Übermittlung von umstrittenen personengebundenen Hinweise (PHW) an Gerichtsvollzieher

Die Fraktionen von CDU und SPD haben in der heutigen Sitzung des Verfassungs- und Rechtsausschusses des Sächsischen Landtags die Ausweitung der Weitergabe der umstrittenen personengebundenen Hinweise (PHW) an Gerichtsvollzieher beschlossen. Dazu erklärt Valentin Lippmann, Sprecher für Datenschutz der Fraktion BÜNDNIS 90/DIE GRÜNEN im Sächsischen Landtag:

„Die Datenübermittlungsvorschriften im Justizgesetz hätten auf dem Prüfstand gemusst und nicht verlängert werden dürfen. Die Entscheidung der koalitionstragenden Fraktionen erfolgte gegen die ausdrückliche Empfehlung des Sächsischen Datenschutzbeauftragten. Dieser hatte in einer Stellungnahme, die dem Ausschuss schriftlich vorlag, festgestellt, dass die Erfahrungen der vergangenen zwei Jahre mit dieser Regelung nicht dafür sprechen, sie zu verlängern. Insgesamt sei zweifelhaft, ob die Weitergabe der bei der Polizei gespeicherten PHW an Gerichtsvollzieher für die Aufgabenerfüllung erforderlich und vor allem geeignet sind.“

„Der dem Landtag nach Einreichung des Änderungsantrages zugeleitete Evaluationsbericht zur Bewährung der vor zwei Jahren eingeführten Weiterleitung von personenbezogenen Daten über die Gefährlichkeit von Personen an Gerichtsvollzieher rechtfertigt keineswegs die Fortführung dieser bis Ende des Jahres befristeten Regelung.

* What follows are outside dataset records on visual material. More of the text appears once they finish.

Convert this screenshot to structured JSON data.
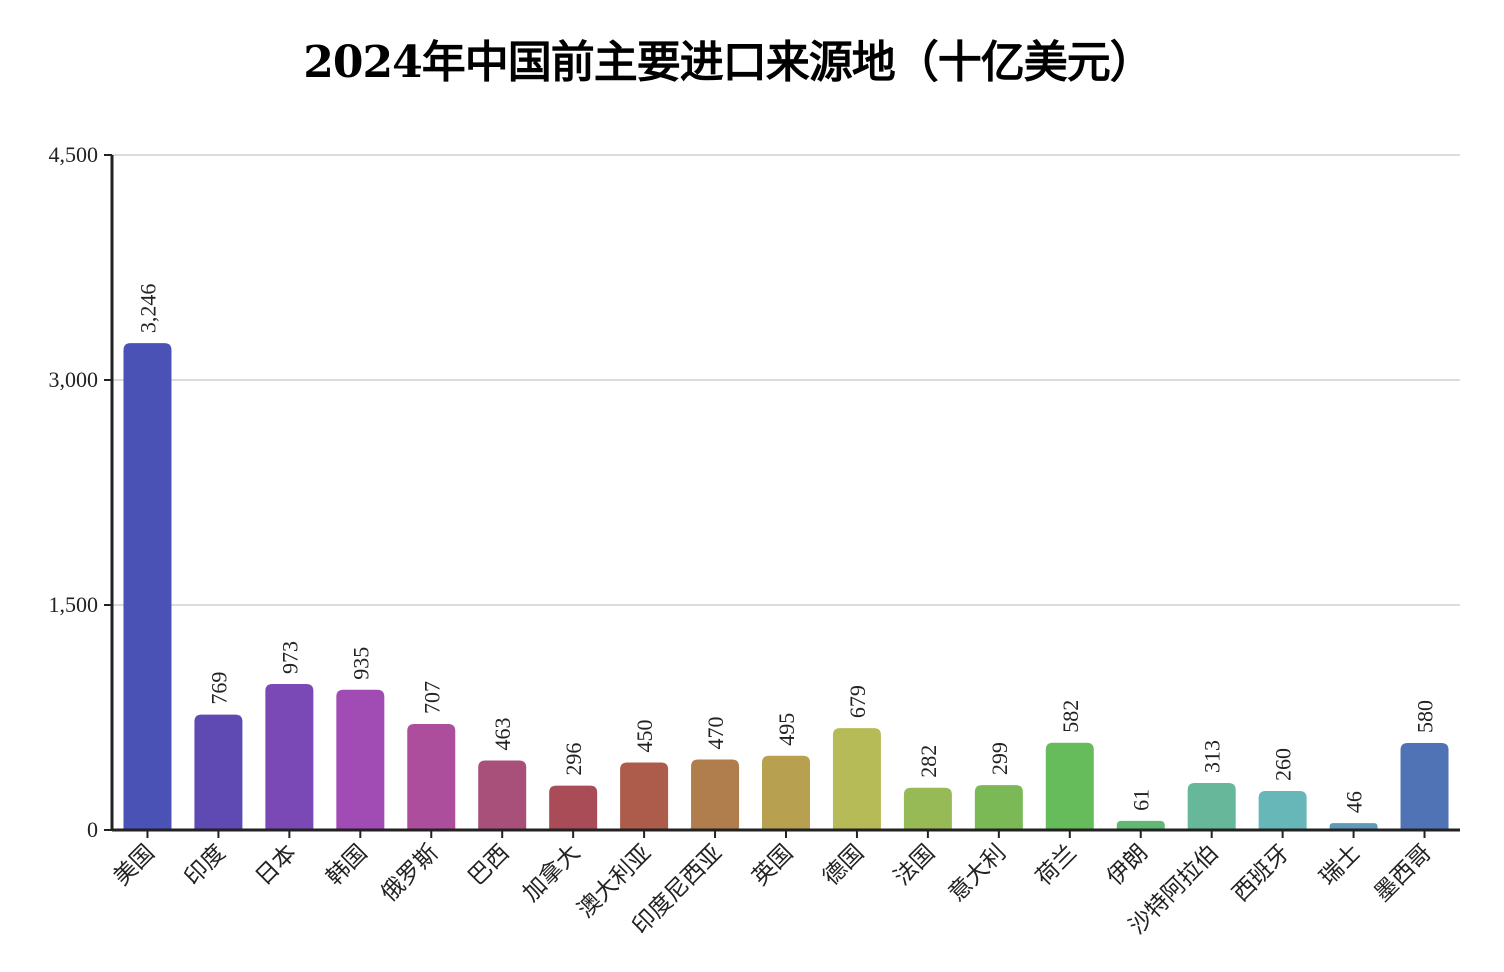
{
  "chart_data": {
    "type": "bar",
    "title": "2024年中国前主要进口来源地（十亿美元）",
    "xlabel": "",
    "ylabel": "",
    "ylim": [
      0,
      4500
    ],
    "yticks": [
      0,
      1500,
      3000,
      4500
    ],
    "ytick_labels": [
      "0",
      "1,500",
      "3,000",
      "4,500"
    ],
    "grid": true,
    "categories": [
      "美国",
      "印度",
      "日本",
      "韩国",
      "俄罗斯",
      "巴西",
      "加拿大",
      "澳大利亚",
      "印度尼西亚",
      "英国",
      "德国",
      "法国",
      "意大利",
      "荷兰",
      "伊朗",
      "沙特阿拉伯",
      "西班牙",
      "瑞士",
      "墨西哥"
    ],
    "values": [
      3246,
      769,
      973,
      935,
      707,
      463,
      296,
      450,
      470,
      495,
      679,
      282,
      299,
      582,
      61,
      313,
      260,
      46,
      580
    ],
    "value_labels": [
      "3,246",
      "769",
      "973",
      "935",
      "707",
      "463",
      "296",
      "450",
      "470",
      "495",
      "679",
      "282",
      "299",
      "582",
      "61",
      "313",
      "260",
      "46",
      "580"
    ],
    "colors": [
      "#4a52b6",
      "#5f4ab4",
      "#7a49b6",
      "#a04cb4",
      "#ad4e9c",
      "#a85079",
      "#aa4c58",
      "#ad5b4a",
      "#b07d4c",
      "#b7a151",
      "#b6bb57",
      "#97ba57",
      "#7ab955",
      "#66bb5a",
      "#62b872",
      "#67b89a",
      "#68b7b8",
      "#5f9ab8",
      "#5073b6"
    ]
  }
}
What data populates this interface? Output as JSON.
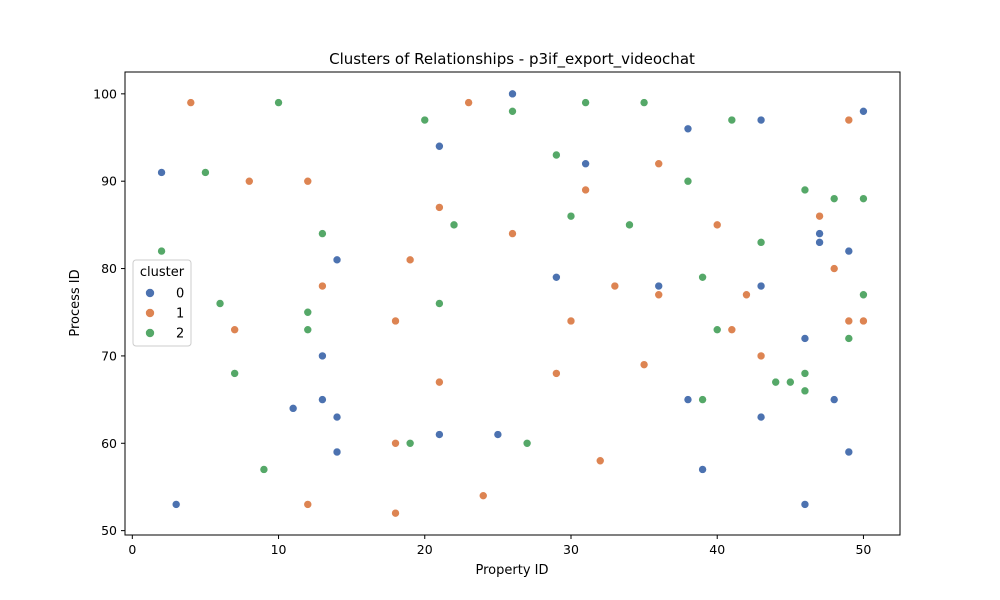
{
  "chart_data": {
    "type": "scatter",
    "title": "Clusters of Relationships - p3if_export_videochat",
    "xlabel": "Property ID",
    "ylabel": "Process ID",
    "xlim": [
      -0.5,
      52.5
    ],
    "ylim": [
      49.5,
      102.5
    ],
    "xticks": [
      0,
      10,
      20,
      30,
      40,
      50
    ],
    "yticks": [
      50,
      60,
      70,
      80,
      90,
      100
    ],
    "grid": false,
    "legend": {
      "title": "cluster",
      "placement": "center-left"
    },
    "series": [
      {
        "name": "0",
        "color": "#4c72b0",
        "points": [
          [
            26,
            100
          ],
          [
            50,
            98
          ],
          [
            43,
            97
          ],
          [
            38,
            96
          ],
          [
            21,
            94
          ],
          [
            31,
            92
          ],
          [
            2,
            91
          ],
          [
            47,
            84
          ],
          [
            47,
            83
          ],
          [
            49,
            82
          ],
          [
            14,
            81
          ],
          [
            29,
            79
          ],
          [
            36,
            78
          ],
          [
            43,
            78
          ],
          [
            46,
            72
          ],
          [
            13,
            70
          ],
          [
            13,
            65
          ],
          [
            38,
            65
          ],
          [
            48,
            65
          ],
          [
            11,
            64
          ],
          [
            14,
            63
          ],
          [
            43,
            63
          ],
          [
            21,
            61
          ],
          [
            25,
            61
          ],
          [
            14,
            59
          ],
          [
            49,
            59
          ],
          [
            39,
            57
          ],
          [
            3,
            53
          ],
          [
            46,
            53
          ]
        ]
      },
      {
        "name": "1",
        "color": "#dd8452",
        "points": [
          [
            4,
            99
          ],
          [
            23,
            99
          ],
          [
            49,
            97
          ],
          [
            36,
            92
          ],
          [
            8,
            90
          ],
          [
            12,
            90
          ],
          [
            31,
            89
          ],
          [
            21,
            87
          ],
          [
            47,
            86
          ],
          [
            40,
            85
          ],
          [
            26,
            84
          ],
          [
            19,
            81
          ],
          [
            48,
            80
          ],
          [
            13,
            78
          ],
          [
            33,
            78
          ],
          [
            36,
            77
          ],
          [
            42,
            77
          ],
          [
            18,
            74
          ],
          [
            30,
            74
          ],
          [
            49,
            74
          ],
          [
            50,
            74
          ],
          [
            7,
            73
          ],
          [
            41,
            73
          ],
          [
            43,
            70
          ],
          [
            35,
            69
          ],
          [
            29,
            68
          ],
          [
            21,
            67
          ],
          [
            18,
            60
          ],
          [
            32,
            58
          ],
          [
            24,
            54
          ],
          [
            12,
            53
          ],
          [
            18,
            52
          ]
        ]
      },
      {
        "name": "2",
        "color": "#55a868",
        "points": [
          [
            10,
            99
          ],
          [
            31,
            99
          ],
          [
            35,
            99
          ],
          [
            26,
            98
          ],
          [
            20,
            97
          ],
          [
            41,
            97
          ],
          [
            29,
            93
          ],
          [
            5,
            91
          ],
          [
            38,
            90
          ],
          [
            46,
            89
          ],
          [
            48,
            88
          ],
          [
            50,
            88
          ],
          [
            30,
            86
          ],
          [
            22,
            85
          ],
          [
            34,
            85
          ],
          [
            13,
            84
          ],
          [
            43,
            83
          ],
          [
            2,
            82
          ],
          [
            39,
            79
          ],
          [
            50,
            77
          ],
          [
            6,
            76
          ],
          [
            21,
            76
          ],
          [
            12,
            75
          ],
          [
            12,
            73
          ],
          [
            40,
            73
          ],
          [
            49,
            72
          ],
          [
            7,
            68
          ],
          [
            46,
            68
          ],
          [
            44,
            67
          ],
          [
            45,
            67
          ],
          [
            46,
            66
          ],
          [
            39,
            65
          ],
          [
            19,
            60
          ],
          [
            27,
            60
          ],
          [
            9,
            57
          ]
        ]
      }
    ]
  }
}
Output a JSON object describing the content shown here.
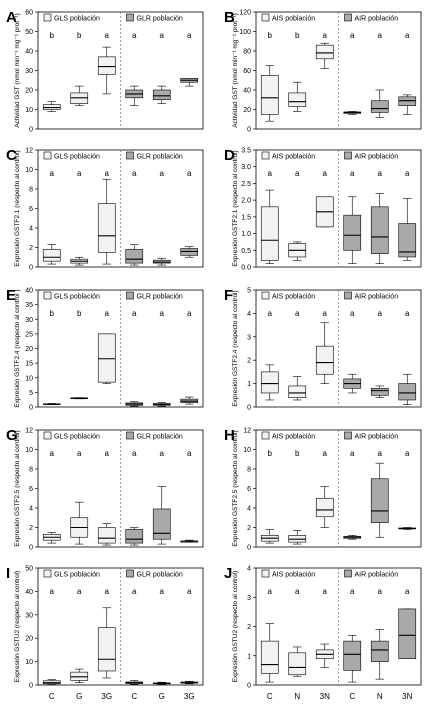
{
  "chart_data": [
    {
      "panel": "A",
      "type": "box",
      "ylabel": "Actividad GST (nmol min⁻¹ mg⁻¹ prot⁻¹)",
      "ylim": [
        0,
        60
      ],
      "yticks": [
        0,
        10,
        20,
        30,
        40,
        50,
        60
      ],
      "categories": [
        "C",
        "G",
        "3G",
        "C",
        "G",
        "3G"
      ],
      "legend": [
        "GLS población",
        "GLR población"
      ],
      "letters": [
        "b",
        "b",
        "a",
        "a",
        "a",
        "a"
      ],
      "groups": [
        1,
        1,
        1,
        2,
        2,
        2
      ],
      "boxes": [
        {
          "min": 9,
          "q1": 10,
          "median": 11,
          "q3": 12.5,
          "max": 14
        },
        {
          "min": 12,
          "q1": 13,
          "median": 16,
          "q3": 18.5,
          "max": 22
        },
        {
          "min": 18,
          "q1": 28,
          "median": 32,
          "q3": 37,
          "max": 42
        },
        {
          "min": 12,
          "q1": 16,
          "median": 18,
          "q3": 20,
          "max": 22
        },
        {
          "min": 13,
          "q1": 15,
          "median": 17,
          "q3": 20,
          "max": 22
        },
        {
          "min": 22,
          "q1": 24,
          "median": 25,
          "q3": 26,
          "max": 26
        }
      ]
    },
    {
      "panel": "B",
      "type": "box",
      "ylabel": "Actividad GST (nmol min⁻¹ mg⁻¹ prot⁻¹)",
      "ylim": [
        0,
        120
      ],
      "yticks": [
        0,
        20,
        40,
        60,
        80,
        100,
        120
      ],
      "categories": [
        "C",
        "N",
        "3N",
        "C",
        "N",
        "3N"
      ],
      "legend": [
        "AIS población",
        "AIR población"
      ],
      "letters": [
        "b",
        "b",
        "a",
        "a",
        "a",
        "a"
      ],
      "groups": [
        1,
        1,
        1,
        2,
        2,
        2
      ],
      "boxes": [
        {
          "min": 8,
          "q1": 15,
          "median": 32,
          "q3": 55,
          "max": 65
        },
        {
          "min": 18,
          "q1": 23,
          "median": 28,
          "q3": 37,
          "max": 48
        },
        {
          "min": 62,
          "q1": 72,
          "median": 78,
          "q3": 86,
          "max": 88
        },
        {
          "min": 15,
          "q1": 16,
          "median": 17,
          "q3": 17.5,
          "max": 18
        },
        {
          "min": 12,
          "q1": 17,
          "median": 21,
          "q3": 29,
          "max": 40
        },
        {
          "min": 15,
          "q1": 24,
          "median": 29,
          "q3": 33,
          "max": 35
        }
      ]
    },
    {
      "panel": "C",
      "type": "box",
      "ylabel": "Expresión GSTF2.1 (respecto al control)",
      "ylim": [
        0,
        12
      ],
      "yticks": [
        0,
        2,
        4,
        6,
        8,
        10,
        12
      ],
      "categories": [
        "C",
        "G",
        "3G",
        "C",
        "G",
        "3G"
      ],
      "legend": [
        "GLS población",
        "GLR población"
      ],
      "letters": [
        "a",
        "a",
        "a",
        "a",
        "a",
        "a"
      ],
      "groups": [
        1,
        1,
        1,
        2,
        2,
        2
      ],
      "boxes": [
        {
          "min": 0.3,
          "q1": 0.6,
          "median": 1.0,
          "q3": 1.8,
          "max": 2.3
        },
        {
          "min": 0.2,
          "q1": 0.4,
          "median": 0.6,
          "q3": 0.8,
          "max": 1.0
        },
        {
          "min": 0.3,
          "q1": 1.5,
          "median": 3.2,
          "q3": 6.5,
          "max": 9.0
        },
        {
          "min": 0.2,
          "q1": 0.4,
          "median": 0.8,
          "q3": 1.8,
          "max": 2.3
        },
        {
          "min": 0.2,
          "q1": 0.4,
          "median": 0.5,
          "q3": 0.7,
          "max": 0.9
        },
        {
          "min": 1.0,
          "q1": 1.2,
          "median": 1.6,
          "q3": 1.9,
          "max": 2.1
        }
      ]
    },
    {
      "panel": "D",
      "type": "box",
      "ylabel": "Expresión GSTF2.1 (respecto al control)",
      "ylim": [
        0,
        3.5
      ],
      "yticks": [
        0,
        0.5,
        1.0,
        1.5,
        2.0,
        2.5,
        3.0,
        3.5
      ],
      "categories": [
        "C",
        "N",
        "3N",
        "C",
        "N",
        "3N"
      ],
      "legend": [
        "AIS población",
        "AIR población"
      ],
      "letters": [
        "a",
        "a",
        "a",
        "a",
        "a",
        "a"
      ],
      "groups": [
        1,
        1,
        1,
        2,
        2,
        2
      ],
      "boxes": [
        {
          "min": 0.1,
          "q1": 0.2,
          "median": 0.8,
          "q3": 1.8,
          "max": 2.3
        },
        {
          "min": 0.2,
          "q1": 0.3,
          "median": 0.5,
          "q3": 0.7,
          "max": 0.75
        },
        {
          "min": 1.2,
          "q1": 1.2,
          "median": 1.65,
          "q3": 2.1,
          "max": 2.1
        },
        {
          "min": 0.1,
          "q1": 0.5,
          "median": 0.95,
          "q3": 1.55,
          "max": 2.1
        },
        {
          "min": 0.1,
          "q1": 0.4,
          "median": 0.9,
          "q3": 1.8,
          "max": 2.2
        },
        {
          "min": 0.2,
          "q1": 0.3,
          "median": 0.45,
          "q3": 1.3,
          "max": 2.05
        }
      ]
    },
    {
      "panel": "E",
      "type": "box",
      "ylabel": "Expresión GSTF2.4 (respecto al control )",
      "ylim": [
        0,
        40
      ],
      "yticks": [
        0,
        5,
        10,
        15,
        20,
        25,
        30,
        35,
        40
      ],
      "categories": [
        "C",
        "G",
        "3G",
        "C",
        "G",
        "3G"
      ],
      "legend": [
        "GLS población",
        "GLR población"
      ],
      "letters": [
        "b",
        "b",
        "a",
        "a",
        "a",
        "a"
      ],
      "groups": [
        1,
        1,
        1,
        2,
        2,
        2
      ],
      "boxes": [
        {
          "min": 0.8,
          "q1": 0.9,
          "median": 1.0,
          "q3": 1.1,
          "max": 1.2
        },
        {
          "min": 2.8,
          "q1": 2.9,
          "median": 3.0,
          "q3": 3.1,
          "max": 3.2
        },
        {
          "min": 8.0,
          "q1": 8.5,
          "median": 16.5,
          "q3": 25.0,
          "max": 25.0
        },
        {
          "min": 0.3,
          "q1": 0.6,
          "median": 1.0,
          "q3": 1.4,
          "max": 1.8
        },
        {
          "min": 0.3,
          "q1": 0.6,
          "median": 0.9,
          "q3": 1.2,
          "max": 1.5
        },
        {
          "min": 1.0,
          "q1": 1.5,
          "median": 2.0,
          "q3": 2.7,
          "max": 3.4
        }
      ]
    },
    {
      "panel": "F",
      "type": "box",
      "ylabel": "Expresión GSTF2.4 (respecto al control)",
      "ylim": [
        0,
        5
      ],
      "yticks": [
        0,
        1,
        2,
        3,
        4,
        5
      ],
      "categories": [
        "C",
        "N",
        "3N",
        "C",
        "N",
        "3N"
      ],
      "legend": [
        "AIS población",
        "AIR población"
      ],
      "letters": [
        "a",
        "a",
        "a",
        "a",
        "a",
        "a"
      ],
      "groups": [
        1,
        1,
        1,
        2,
        2,
        2
      ],
      "boxes": [
        {
          "min": 0.3,
          "q1": 0.6,
          "median": 1.0,
          "q3": 1.5,
          "max": 1.8
        },
        {
          "min": 0.3,
          "q1": 0.4,
          "median": 0.6,
          "q3": 0.9,
          "max": 1.3
        },
        {
          "min": 1.0,
          "q1": 1.4,
          "median": 1.9,
          "q3": 2.6,
          "max": 3.6
        },
        {
          "min": 0.6,
          "q1": 0.8,
          "median": 1.0,
          "q3": 1.2,
          "max": 1.4
        },
        {
          "min": 0.4,
          "q1": 0.5,
          "median": 0.7,
          "q3": 0.8,
          "max": 0.9
        },
        {
          "min": 0.1,
          "q1": 0.3,
          "median": 0.6,
          "q3": 1.0,
          "max": 1.4
        }
      ]
    },
    {
      "panel": "G",
      "type": "box",
      "ylabel": "Expresión GSTF2.5 (respecto al control)",
      "ylim": [
        0,
        12
      ],
      "yticks": [
        0,
        2,
        4,
        6,
        8,
        10,
        12
      ],
      "categories": [
        "C",
        "G",
        "3G",
        "C",
        "G",
        "3G"
      ],
      "legend": [
        "GLS población",
        "GLR población"
      ],
      "letters": [
        "a",
        "a",
        "a",
        "a",
        "a",
        "a"
      ],
      "groups": [
        1,
        1,
        1,
        2,
        2,
        2
      ],
      "boxes": [
        {
          "min": 0.4,
          "q1": 0.7,
          "median": 1.0,
          "q3": 1.3,
          "max": 1.5
        },
        {
          "min": 0.3,
          "q1": 1.0,
          "median": 2.0,
          "q3": 3.0,
          "max": 4.6
        },
        {
          "min": 0.2,
          "q1": 0.4,
          "median": 0.9,
          "q3": 2.0,
          "max": 2.4
        },
        {
          "min": 0.2,
          "q1": 0.4,
          "median": 0.8,
          "q3": 1.8,
          "max": 2.0
        },
        {
          "min": 0.3,
          "q1": 0.8,
          "median": 1.4,
          "q3": 3.9,
          "max": 6.2
        },
        {
          "min": 0.5,
          "q1": 0.5,
          "median": 0.6,
          "q3": 0.6,
          "max": 0.7
        }
      ]
    },
    {
      "panel": "H",
      "type": "box",
      "ylabel": "Expresión GSTF2.5 (respecto al control)",
      "ylim": [
        0,
        12
      ],
      "yticks": [
        0,
        2,
        4,
        6,
        8,
        10,
        12
      ],
      "categories": [
        "C",
        "N",
        "3N",
        "C",
        "N",
        "3N"
      ],
      "legend": [
        "AIS población",
        "AIR población"
      ],
      "letters": [
        "b",
        "b",
        "a",
        "a",
        "a",
        "a"
      ],
      "groups": [
        1,
        1,
        1,
        2,
        2,
        2
      ],
      "boxes": [
        {
          "min": 0.4,
          "q1": 0.6,
          "median": 0.9,
          "q3": 1.2,
          "max": 1.8
        },
        {
          "min": 0.3,
          "q1": 0.5,
          "median": 0.8,
          "q3": 1.2,
          "max": 1.7
        },
        {
          "min": 2.0,
          "q1": 3.1,
          "median": 3.8,
          "q3": 5.0,
          "max": 6.2
        },
        {
          "min": 0.8,
          "q1": 0.9,
          "median": 1.0,
          "q3": 1.1,
          "max": 1.2
        },
        {
          "min": 1.0,
          "q1": 2.5,
          "median": 3.7,
          "q3": 7.0,
          "max": 8.6
        },
        {
          "min": 1.8,
          "q1": 1.85,
          "median": 1.9,
          "q3": 1.95,
          "max": 2.0
        }
      ]
    },
    {
      "panel": "I",
      "type": "box",
      "ylabel": "Expresión GSTU2 (respecto al control)",
      "ylim": [
        0,
        50
      ],
      "yticks": [
        0,
        10,
        20,
        30,
        40,
        50
      ],
      "categories": [
        "C",
        "G",
        "3G",
        "C",
        "G",
        "3G"
      ],
      "legend": [
        "GLS población",
        "GLR población"
      ],
      "letters": [
        "a",
        "a",
        "a",
        "a",
        "a",
        "a"
      ],
      "groups": [
        1,
        1,
        1,
        2,
        2,
        2
      ],
      "boxes": [
        {
          "min": 0.2,
          "q1": 0.5,
          "median": 1.0,
          "q3": 1.8,
          "max": 2.3
        },
        {
          "min": 1.0,
          "q1": 2.0,
          "median": 3.5,
          "q3": 5.5,
          "max": 6.8
        },
        {
          "min": 3.0,
          "q1": 6.0,
          "median": 11.0,
          "q3": 24.5,
          "max": 33.0
        },
        {
          "min": 0.3,
          "q1": 0.6,
          "median": 1.0,
          "q3": 1.3,
          "max": 2.0
        },
        {
          "min": 0.3,
          "q1": 0.5,
          "median": 0.7,
          "q3": 0.9,
          "max": 1.2
        },
        {
          "min": 0.5,
          "q1": 0.8,
          "median": 1.0,
          "q3": 1.3,
          "max": 1.6
        }
      ]
    },
    {
      "panel": "J",
      "type": "box",
      "ylabel": "Expresión GSTU2 (respecto al control)",
      "ylim": [
        0,
        4
      ],
      "yticks": [
        0,
        1,
        2,
        3,
        4
      ],
      "categories": [
        "C",
        "N",
        "3N",
        "C",
        "N",
        "3N"
      ],
      "legend": [
        "AIS población",
        "AIR población"
      ],
      "letters": [
        "a",
        "a",
        "a",
        "a",
        "a",
        "a"
      ],
      "groups": [
        1,
        1,
        1,
        2,
        2,
        2
      ],
      "boxes": [
        {
          "min": 0.1,
          "q1": 0.4,
          "median": 0.7,
          "q3": 1.5,
          "max": 2.1
        },
        {
          "min": 0.3,
          "q1": 0.35,
          "median": 0.6,
          "q3": 1.1,
          "max": 1.3
        },
        {
          "min": 0.6,
          "q1": 0.9,
          "median": 1.05,
          "q3": 1.2,
          "max": 1.4
        },
        {
          "min": 0.1,
          "q1": 0.5,
          "median": 1.05,
          "q3": 1.5,
          "max": 1.7
        },
        {
          "min": 0.2,
          "q1": 0.8,
          "median": 1.2,
          "q3": 1.5,
          "max": 1.9
        },
        {
          "min": 0.9,
          "q1": 0.9,
          "median": 1.7,
          "q3": 2.6,
          "max": 2.6
        }
      ]
    }
  ]
}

Vielmehr wird deutlich, dass die Daten auch rechtswidrig übermittelt wurden, etwa zu Suizidgefährdeten oder an Dritte, z.B. an Gläubiger. Die Evaluation hat damit nicht nur gezeigt, dass die Übermittlung personengebundener Hinweise an Gerichtsvollzieher weit weniger genutzt wurde, als angenommen – nämlich nur 339 statt 7.000 bis 8.000 – und Angriffe auf Gerichtsvollzieher dadurch auch nicht verhindert wurden. Noch viel schwerer wiegt allerdings die Feststellung, dass die Übermittlungen über das gesetzlich erlaubte Maß vorgenommen wurden, also Daten rechtswidrig entweder bereits an den Gerichtsvollzieher oder von ihm an Dritte übermittelt wurden. Wenn die Koalition trotz dieser Erkenntnisse an der Entfristung dieser Regelung festhält, nimmt sie weitere Rechtsverstöße nicht nur sehenden Auges in Kauf, sie legitimiert sie auch. “

„Mit dieser Verfahrensweise wurde einmal mehr deutlich, dass CDU und SPD einmal eingeräumte Befugnisse für Sicherheitsbehörden auch dann nicht wieder aufgeben, wenn sie sich nicht bewährt haben oder noch schlimmer, sie rechtswidrig ausgenutzt wurden. Das kritische Hinterfragen einmal getroffener Entscheidungen findet offensichtlich auch dann nicht statt, wenn erhebliche datenschutzrechtliche Bedenken bestehen“, so Lippmann.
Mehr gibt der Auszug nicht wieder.